Glycolaldehyde formation mediated by interstellar amorphous ice: a computational study

TL;DR

This study investigates a new formation pathway for glycolaldehyde on interstellar amorphous ice surfaces, showing significant energy barrier reduction and implications for its abundance in space.

Contribution

It introduces a computational approach to compare gas-phase and surface-mediated formation of glycolaldehyde, highlighting the role of amorphous ice in reducing reaction barriers.

Findings

Energy barrier reduced by 49% on average on ice surfaces.

Glycolaldehyde can desorb promptly after formation.

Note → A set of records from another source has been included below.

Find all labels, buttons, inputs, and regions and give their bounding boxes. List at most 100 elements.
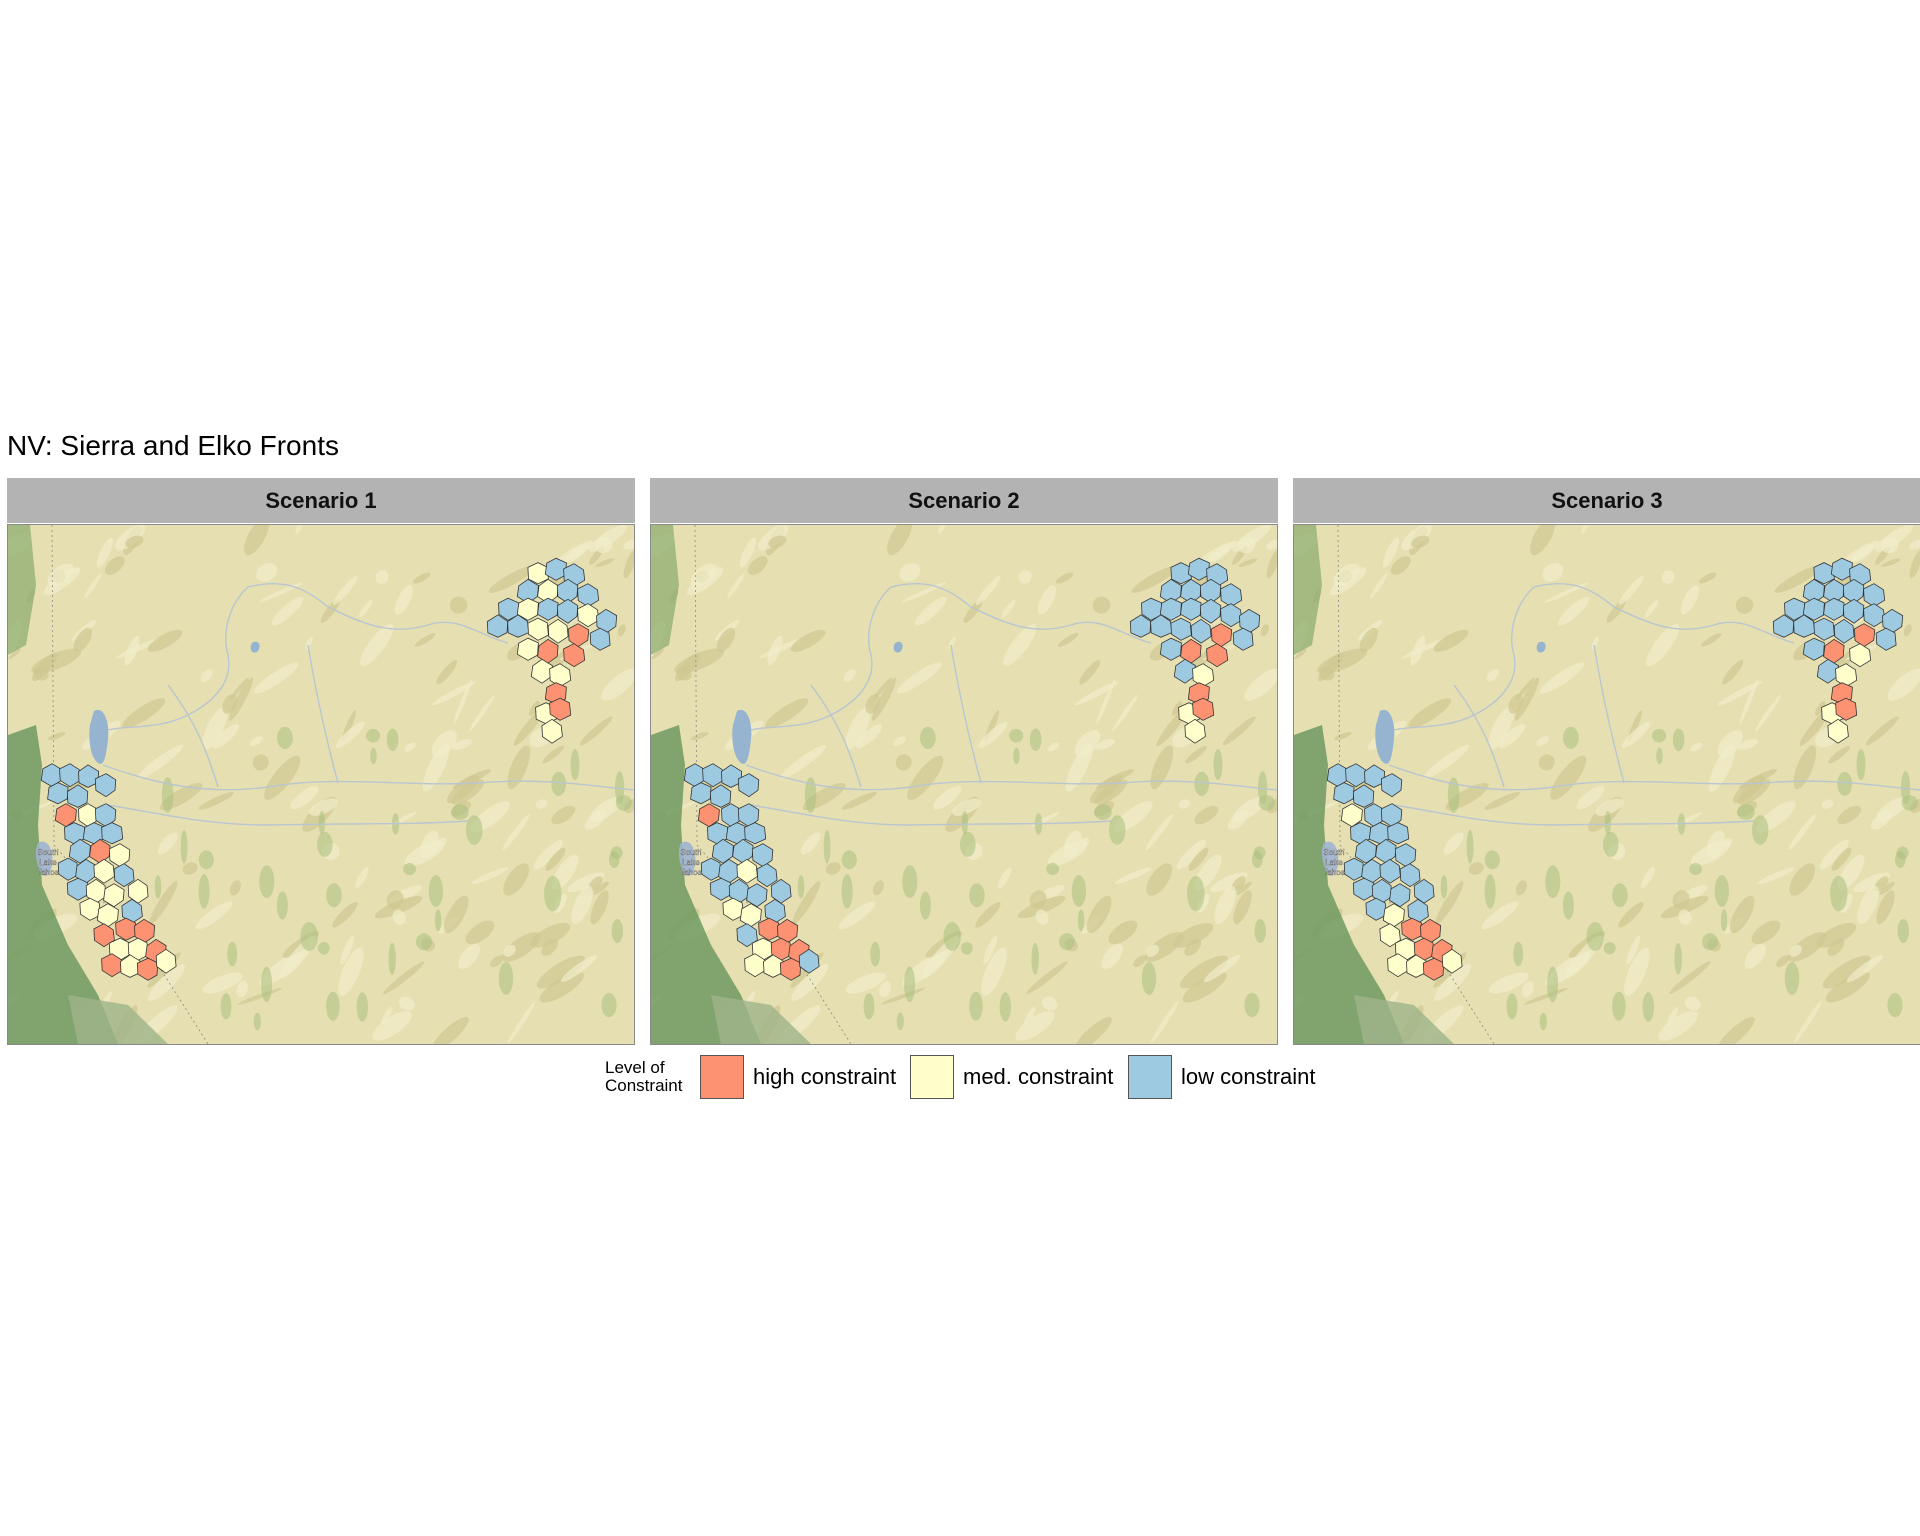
constraint-cell	[1833, 618, 1855, 644]
basemap: South Lake Tahoe	[1293, 524, 1920, 1045]
panel-strip: Scenario 3	[1293, 478, 1920, 523]
sierra-front-region	[1326, 763, 1463, 981]
constraint-cell	[1364, 764, 1386, 788]
constraint-cell	[537, 597, 559, 621]
constraint-cell	[1184, 718, 1206, 744]
constraint-cell	[527, 617, 549, 641]
constraint-cell	[1849, 643, 1872, 668]
constraint-cell	[1816, 658, 1839, 684]
constraint-cell	[736, 858, 758, 884]
constraint-cell	[1190, 618, 1212, 644]
constraint-cell	[1199, 598, 1222, 624]
lake-tahoe	[678, 841, 696, 876]
legend-title: Level of Constraint	[605, 1058, 683, 1095]
constraint-cell	[690, 782, 712, 805]
constraint-cell	[547, 618, 569, 644]
constraint-cell	[1389, 883, 1411, 908]
constraint-cell	[101, 953, 124, 978]
constraint-cell	[1827, 718, 1849, 744]
elko-front-region	[486, 557, 618, 744]
lake	[893, 641, 903, 653]
constraint-cell	[47, 782, 69, 805]
constraint-cell	[1232, 627, 1254, 651]
constraint-cell	[93, 858, 115, 884]
constraint-cell	[1352, 784, 1375, 808]
constraint-cell	[556, 598, 579, 624]
forest-area	[651, 725, 761, 1044]
legend-swatch-med	[910, 1055, 954, 1099]
constraint-cell	[721, 764, 743, 788]
constraint-cell	[1220, 603, 1243, 628]
constraint-cell	[103, 883, 125, 908]
pyramid-lake	[1375, 709, 1395, 764]
constraint-cell	[1379, 858, 1401, 884]
constraint-cell	[722, 897, 744, 921]
constraint-cell	[1187, 557, 1210, 581]
road-river-layer	[1388, 583, 1920, 826]
constraint-cell	[1813, 617, 1835, 641]
constraint-cell	[1159, 597, 1182, 621]
map-canvas: South Lake Tahoe	[1294, 525, 1920, 1044]
legend-item-med: med. constraint	[910, 1053, 1113, 1101]
constraint-cell	[115, 917, 138, 941]
legend-label-med: med. constraint	[963, 1064, 1114, 1089]
constraint-cell	[709, 784, 732, 808]
constraint-cell	[1352, 877, 1375, 901]
scenario-panel-2: Scenario 2 South Lake Tahoe	[650, 478, 1278, 1045]
road-river-layer	[102, 583, 634, 826]
constraint-cell	[736, 923, 758, 948]
elko-front-region	[1129, 557, 1261, 744]
constraint-cell	[744, 822, 767, 845]
constraint-cell	[530, 658, 553, 684]
constraint-cell	[1333, 782, 1355, 805]
pyramid-lake	[89, 709, 109, 764]
constraint-cell	[155, 948, 177, 974]
legend-swatch-high	[700, 1055, 744, 1099]
constraint-cell	[57, 857, 79, 881]
pyramid-lake	[732, 709, 752, 764]
legend-label-low: low constraint	[1181, 1064, 1316, 1089]
page-title: NV: Sierra and Elko Fronts	[7, 430, 339, 461]
constraint-cell	[1830, 557, 1853, 581]
constraint-cell	[1365, 897, 1387, 921]
constraint-cell	[113, 863, 135, 888]
constraint-cell	[1863, 603, 1886, 628]
basemap: South Lake Tahoe	[650, 524, 1278, 1045]
constraint-cell	[1802, 637, 1825, 661]
constraint-cell	[507, 614, 530, 638]
constraint-cell	[93, 923, 115, 948]
constraint-cell	[1802, 597, 1825, 621]
city-label: South Lake Tahoe	[37, 848, 59, 877]
constraint-cell	[544, 557, 567, 581]
lake-tahoe	[35, 841, 53, 876]
constraint-cell	[549, 697, 572, 721]
scenario-panel-3: Scenario 3 South Lake Tahoe	[1293, 478, 1920, 1045]
constraint-cell	[589, 627, 611, 651]
panel-strip: Scenario 1	[7, 478, 635, 523]
scenario-panel-1: Scenario 1 South Lake Tahoe	[7, 478, 635, 1045]
elko-front-region	[1772, 557, 1904, 744]
constraint-cell	[541, 718, 563, 744]
constraint-cell	[1399, 863, 1421, 888]
sierra-front-region	[40, 763, 177, 981]
constraint-cell	[94, 773, 117, 798]
city-label: South Lake Tahoe	[680, 848, 702, 877]
constraint-cell	[78, 764, 100, 788]
constraint-cell	[1842, 598, 1865, 624]
legend-swatch-low	[1128, 1055, 1172, 1099]
constraint-cell	[746, 883, 768, 908]
city-label: South Lake Tahoe	[1323, 848, 1345, 877]
constraint-cell	[1343, 857, 1365, 881]
constraint-cell	[1345, 763, 1368, 788]
constraint-cell	[702, 763, 725, 788]
constraint-cell	[737, 773, 760, 798]
constraint-cell	[66, 784, 89, 808]
basemap: South Lake Tahoe	[7, 524, 635, 1045]
panel-strip: Scenario 2	[650, 478, 1278, 523]
road-river-layer	[745, 583, 1277, 826]
forest-area	[1294, 725, 1404, 1044]
constraint-cell	[1387, 822, 1410, 845]
constraint-cell	[756, 863, 778, 888]
constraint-cell	[1387, 953, 1410, 978]
constraint-cell	[1835, 697, 1858, 721]
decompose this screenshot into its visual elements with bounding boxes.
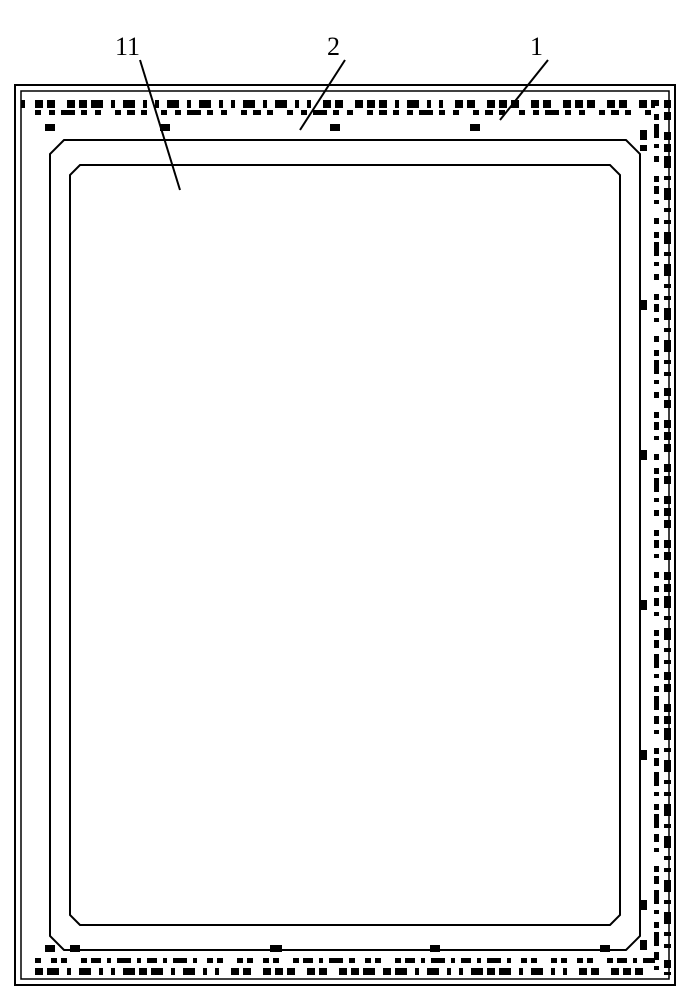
left-dash-col <box>21 100 25 108</box>
reference-label-11: 11 <box>115 32 140 61</box>
reference-label-1: 1 <box>530 32 543 61</box>
reference-label-2: 2 <box>327 32 340 61</box>
bottom-dash-row-1 <box>35 968 643 975</box>
inner-panel-inner <box>70 165 620 925</box>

Surface reactions significantly influence glycolaldehyde abundance.

Abstract

Glycolaldehyde (HOCH2CHO) is the most straightforward sugar detected in the Interstellar Medium (ISM) and participates in the formation pathways of molecules fundamental to life, red such as ribose and derivatives. Although detected in several regions of the ISM, its formation route is still debated and its abundance cannot be explained only by reactions in the gas phase. This work explores a new gas-phase formation mechanism for glycolaldehyde and compares the energy barrier reduction when the same route happens on the surface of amorphous ices. The first step of the mechanism involves the formation of a carbon-carbon bond between formaldehyde (H2CO) and the formyl radical (HCO), with an energy barrier of 27 kJ mol-1 (gas-phase). The second step consists of barrierless hydrogen addition. Density functional calculations under periodic boundary conditions were applied to study this reaction path on 10 different amorphous ice surfaces through an Eley-Rideal type mechanism. It was found that the energy barrier is reduced on average by 49 per cent, leading in some cases to a 100 per cent reduction. The calculated adsorption energy of glycolaldehyde suggests that it can be promptly desorbed to the gas phase after its formation. This work, thus contributes to explaining the detected relative abundances of glycolaldehyde and opens a new methodological framework for studying the formation routes for Complex Organic Molecules (COMs) in interstellar icy grains.